Die Situation war ungewöhnlich: Auf der einen Seite ist das Internet voll mit jungen Männern, die sonst etwas dafür tun würden, um mehr Muskeln aufzubauen. Einige besondere Exemplare spritzen sich sogar alle mögliche Substanzen, die in Badewannen diverser U-Labs zusammen gerührt wurden, ohne wirklich zu wissen, was eigentlich in ihren Ampullen ist. Aber kein Mensch kam bisher auf die Idee, Poliquins wahnsinnige Fischöl-Empfehlung auszuprobieren? Der Mann ist wirklich kein Unbekannter und viele seiner Texte sind inzwischen auch in Deutsch verfügbar und wer auch nur halbwegs was mit dem Namen Poliquin anfangen kann, wird gar nicht darum herum kommen, seine Sichtweise zu Fischöl kennen zu lernen. - Wieso hatte es also noch niemand probiert?
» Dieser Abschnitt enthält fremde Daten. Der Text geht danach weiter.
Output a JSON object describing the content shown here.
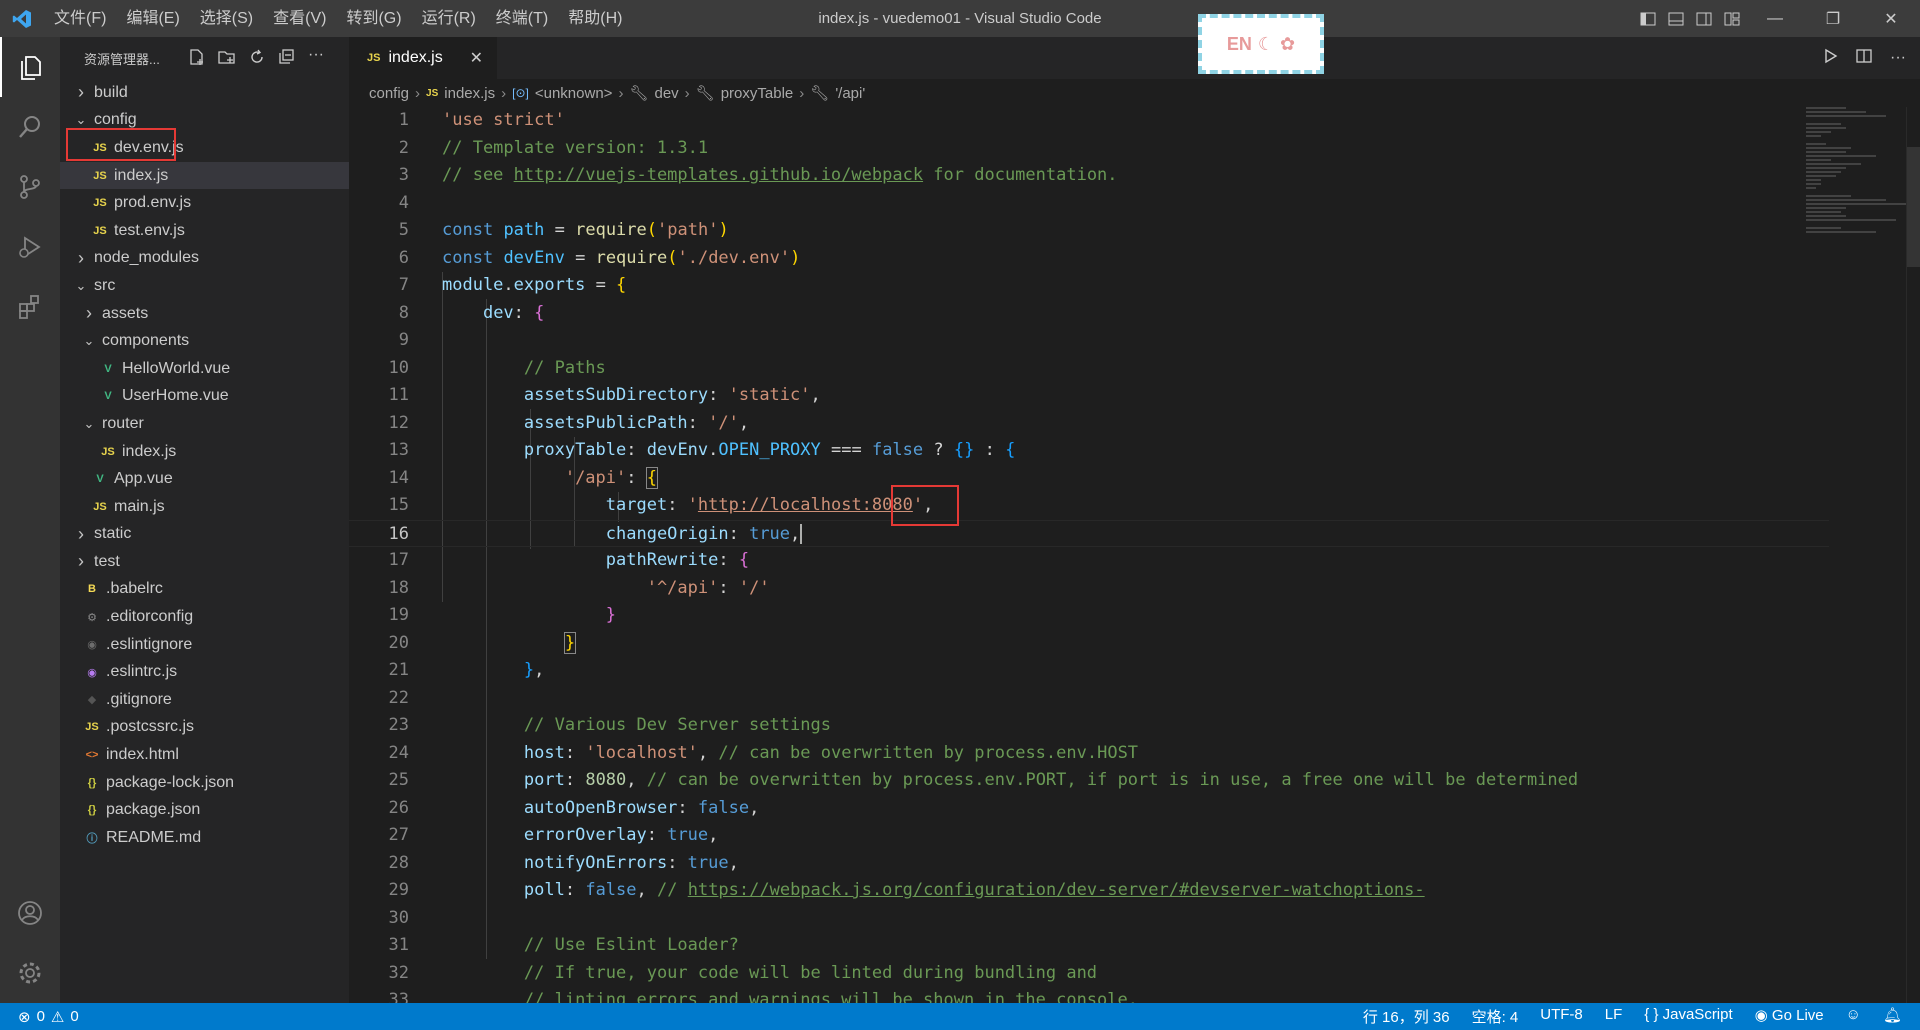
{
  "window": {
    "title": "index.js - vuedemo01 - Visual Studio Code",
    "menus": [
      "文件(F)",
      "编辑(E)",
      "选择(S)",
      "查看(V)",
      "转到(G)",
      "运行(R)",
      "终端(T)",
      "帮助(H)"
    ],
    "ime_label": "EN",
    "window_buttons": [
      "—",
      "❐",
      "✕"
    ]
  },
  "sidebar": {
    "title": "资源管理器...",
    "rows": [
      {
        "label": "build",
        "kind": "folder",
        "open": false,
        "indent": 0
      },
      {
        "label": "config",
        "kind": "folder",
        "open": true,
        "indent": 0
      },
      {
        "label": "dev.env.js",
        "kind": "js",
        "indent": 1
      },
      {
        "label": "index.js",
        "kind": "js",
        "indent": 1,
        "selected": true
      },
      {
        "label": "prod.env.js",
        "kind": "js",
        "indent": 1
      },
      {
        "label": "test.env.js",
        "kind": "js",
        "indent": 1
      },
      {
        "label": "node_modules",
        "kind": "folder",
        "open": false,
        "indent": 0
      },
      {
        "label": "src",
        "kind": "folder",
        "open": true,
        "indent": 0
      },
      {
        "label": "assets",
        "kind": "folder",
        "open": false,
        "indent": 1
      },
      {
        "label": "components",
        "kind": "folder",
        "open": true,
        "indent": 1
      },
      {
        "label": "HelloWorld.vue",
        "kind": "vue",
        "indent": 2
      },
      {
        "label": "UserHome.vue",
        "kind": "vue",
        "indent": 2
      },
      {
        "label": "router",
        "kind": "folder",
        "open": true,
        "indent": 1
      },
      {
        "label": "index.js",
        "kind": "js",
        "indent": 2
      },
      {
        "label": "App.vue",
        "kind": "vue",
        "indent": 1
      },
      {
        "label": "main.js",
        "kind": "js",
        "indent": 1
      },
      {
        "label": "static",
        "kind": "folder",
        "open": false,
        "indent": 0
      },
      {
        "label": "test",
        "kind": "folder",
        "open": false,
        "indent": 0
      },
      {
        "label": ".babelrc",
        "kind": "babel",
        "indent": 0
      },
      {
        "label": ".editorconfig",
        "kind": "gear",
        "indent": 0
      },
      {
        "label": ".eslintignore",
        "kind": "eslint-gray",
        "indent": 0
      },
      {
        "label": ".eslintrc.js",
        "kind": "eslint",
        "indent": 0
      },
      {
        "label": ".gitignore",
        "kind": "git",
        "indent": 0
      },
      {
        "label": ".postcssrc.js",
        "kind": "js",
        "indent": 0
      },
      {
        "label": "index.html",
        "kind": "html",
        "indent": 0
      },
      {
        "label": "package-lock.json",
        "kind": "json",
        "indent": 0
      },
      {
        "label": "package.json",
        "kind": "json",
        "indent": 0
      },
      {
        "label": "README.md",
        "kind": "info",
        "indent": 0
      }
    ]
  },
  "tab": {
    "label": "index.js",
    "icon": "JS"
  },
  "breadcrumb": [
    "config",
    "index.js",
    "<unknown>",
    "dev",
    "proxyTable",
    "'/api'"
  ],
  "editor": {
    "current_line": 16,
    "line_numbers": [
      "1",
      "2",
      "3",
      "4",
      "5",
      "6",
      "7",
      "8",
      "9",
      "10",
      "11",
      "12",
      "13",
      "14",
      "15",
      "16",
      "17",
      "18",
      "19",
      "20",
      "21",
      "22",
      "23",
      "24",
      "25",
      "26",
      "27",
      "28",
      "29",
      "30",
      "31",
      "32",
      "33"
    ]
  },
  "statusbar": {
    "errors": "0",
    "warnings": "0",
    "position": "行 16，列 36",
    "spaces": "空格: 4",
    "encoding": "UTF-8",
    "eol": "LF",
    "language": "JavaScript",
    "golive": "Go Live"
  }
}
Genau diese Frage stellte ich mir schon lange, erst recht nachdem ich trotz intensiver Suche im Internet keinen einzigen Erfahrungsbericht in englischer oder deutscher Sprache finden konnte. Ich rede nicht von kurzen Einträgen, die ohne Vorher-Nachher-Vergleich waren oder von Jungs, die kaum ihr 1,5faches Körpergewicht beugen konnten. Solche anekdotenhaften Postings waren auf einigen amerikanischen Seiten zu finden. Aber kein richtiger Bericht. Niemand auf einem ansprechenden Niveau sportlicher Leistung, der den Schritt gewagt hätte und darüber vernünftig und nachvollziehbar berichtete. – Also entschloss ich mich selbst zum Poliquin-Experiment, um zumindest eigene Erfahrungen zu sammeln.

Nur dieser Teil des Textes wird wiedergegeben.